CAREER: CISE-CCF-AF-Algebra: DMS-Algebra: Computational Differential Algebra

职业：CISE-CCF-AF-代数：DMS-代数：计算微分代数

• 批准号: 0952591
• 负责人: Alexey Ovchinnikov
• 金额: $ 56.16万
• 依托单位: CUNY Queens College
• 依托单位国家: 美国
• 项目类别: Continuing Grant
• 财政年份: 2010
• 资助国家: 美国
• 起止时间: 2010-06-01 至 2017-05-31
• 项目状态: 已结题
• 来源: https://www.nsf.gov/awardsearch/showAward?AWD_ID=0952591&HistoricalAwards=false
• 关键词: CAREER; CISE; CCF; AF; Algebra

Partial differential algebraic equations (PDAEs) have many important applications, such as those in cellular biology, chemistry, mathematical physics, mechanics and dynamical systems, control theory, differential geometry, and analysis. Algorithms on PDAEs have been instrumental in simplifying and solving practical problems but are increasingly taxed as the size of problems increases. Improvements in efficiency will reduce the time for scientists to find properties, and perhaps solutions, to the systems they are working on. The research consists of developing a computational theory for systems of PDAEs, including those with parameters, and to design algorithms that provide efficient descriptions of their solutions. For non-parameterized systems, the PI will first obtain complexity estimates for existing differential elimination algorithms. For systems with parameters, he will study the structure of their differential Galois groups, which are linear groups consisting of solutions to PDAEs themselves, via representation theory. Better understanding of them can then be applied to improve the efficiency of existing algorithms or create new ones. Despite over a century of numerous studies on PDAEs, as pioneered by Holder, Janet, Riquer, Ritt, Kolchin, and recently furthered by Singer, Boulier, and Hubert, among many others, there do not yet exist methods computationally efficient enough to explore and understand the differential algebraic behavior of solutions of these systems. As a result of the proposed research activities, new improved complexity upper bounds will highlight some bottlenecks of existing algorithms, allowing deeper exploration of designs for more efficient algorithms. The research activities will further develop the theory of radical differential ideals which is essential for any substantial progress in theoretical and algorithmic developments. Among the open problems this project will investigate is the Ritt Problem, which if solved, would provide unique, irredundant, and effective representations of radical differential ideals.

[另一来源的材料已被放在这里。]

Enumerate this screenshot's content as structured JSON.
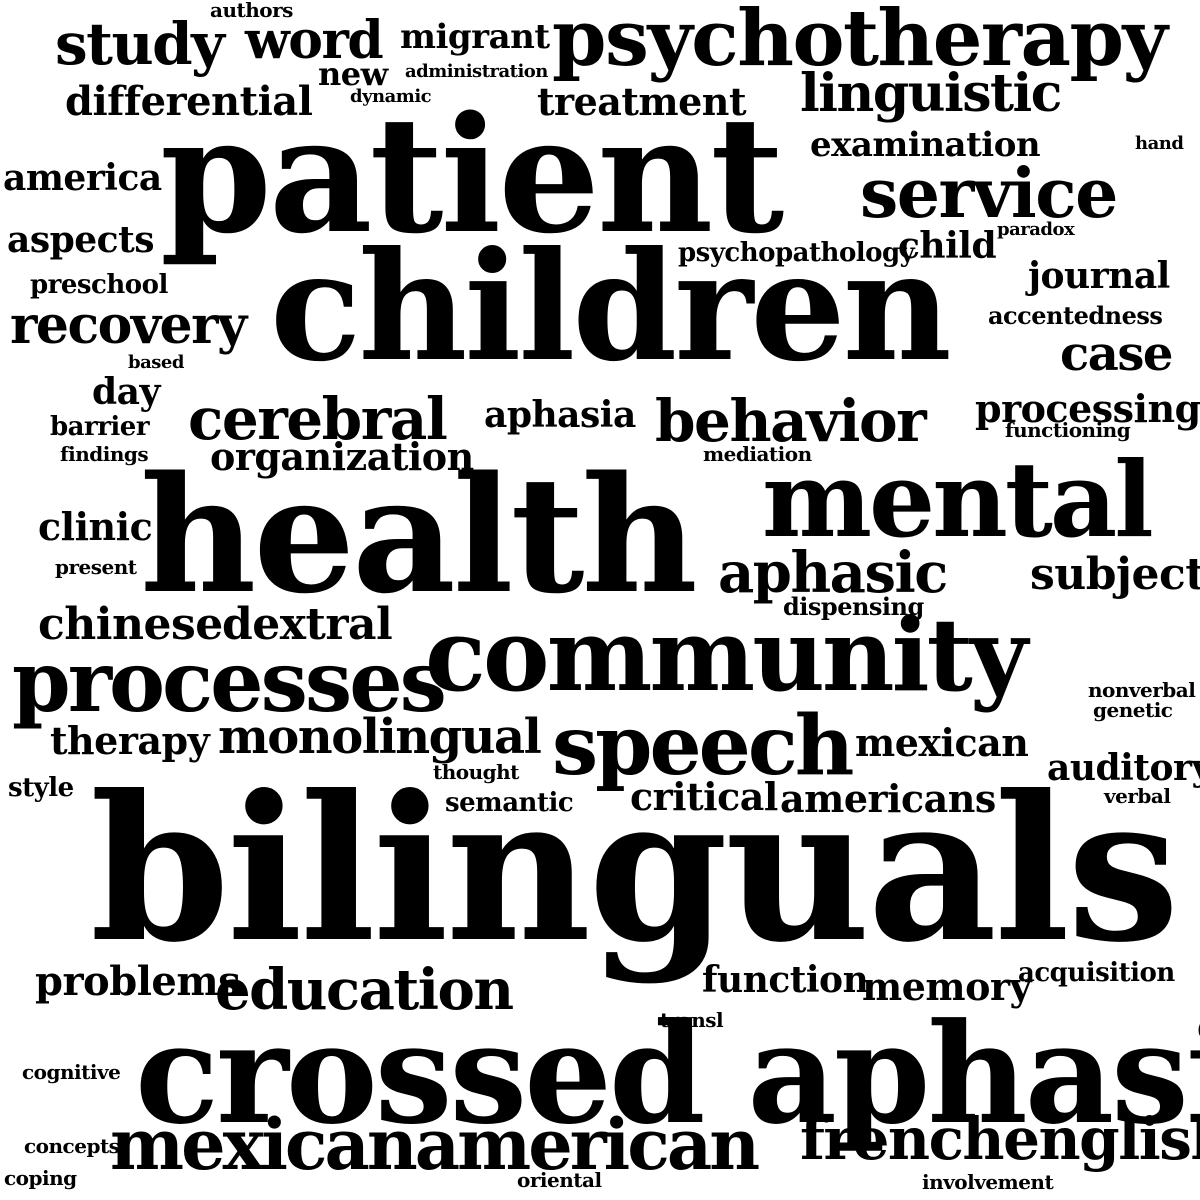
{
  "colors": {
    "background": "#ffffff",
    "text": "#000000"
  },
  "words": [
    "authors",
    "study",
    "word",
    "migrant",
    "psychotherapy",
    "new",
    "administration",
    "dynamic",
    "differential",
    "treatment",
    "linguistic",
    "patient",
    "examination",
    "hand",
    "america",
    "service",
    "aspects",
    "psychopathology",
    "child",
    "paradox",
    "children",
    "journal",
    "preschool",
    "recovery",
    "accentedness",
    "case",
    "based",
    "day",
    "processing",
    "cerebral",
    "aphasia",
    "behavior",
    "barrier",
    "functioning",
    "findings",
    "organization",
    "mediation",
    "health",
    "mental",
    "clinic",
    "present",
    "aphasic",
    "subject",
    "dispensing",
    "chinese",
    "dextral",
    "community",
    "processes",
    "nonverbal",
    "genetic",
    "speech",
    "therapy",
    "monolingual",
    "mexican",
    "style",
    "thought",
    "auditory",
    "semantic",
    "critical",
    "americans",
    "verbal",
    "bilinguals",
    "problems",
    "education",
    "function",
    "memory",
    "acquisition",
    "transl",
    "cognitive",
    "crossed aphasia",
    "concepts",
    "mexicanamerican",
    "frenchenglish",
    "coping",
    "oriental",
    "involvement"
  ]
}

偏微分代数方程（PDAE）在细胞生物学、化学、数学物理、力学和动力系统、控制理论、微分几何和分析等领域有着重要的应用。PDAE上的算法在简化和解决实际问题方面发挥了重要作用，但随着问题规模的增加，其负担越来越重。效率的提高将减少科学家的时间来寻找属性，也许解决方案，他们正在研究的系统，该研究包括发展的PDAE系统的计算理论，包括那些参数，并设计算法，提供有效的描述他们的解决方案。对于非参数化系统，PI将首先获得现有差分消除算法的复杂性估计。对于具有参数的系统，他将研究其微分伽罗瓦群的结构，这些群是由PDAE本身的解组成的线性群，通过表示论。对它们的更好理解可以应用于提高现有算法的效率或创建新算法。尽管在过去的世纪的众多研究PDAEs，率先由保持器，珍妮特，Riquer，里特，Kolchin，最近进一步由辛格，Boulier和休伯特，其中许多人，还没有存在的方法计算效率足以探索和理解这些系统的解的微分代数行为。作为所提出的研究活动的结果，新的改进的复杂性上限将突出现有算法的一些瓶颈，允许更深入地探索更有效的算法的设计。研究活动将进一步发展激进的微分理想的理论，这是必不可少的任何实质性进展的理论和算法的发展。在开放的问题，这个项目将调查是里特问题，如果解决，将提供独特的，无冗余的，有效的表示激进的微分理想。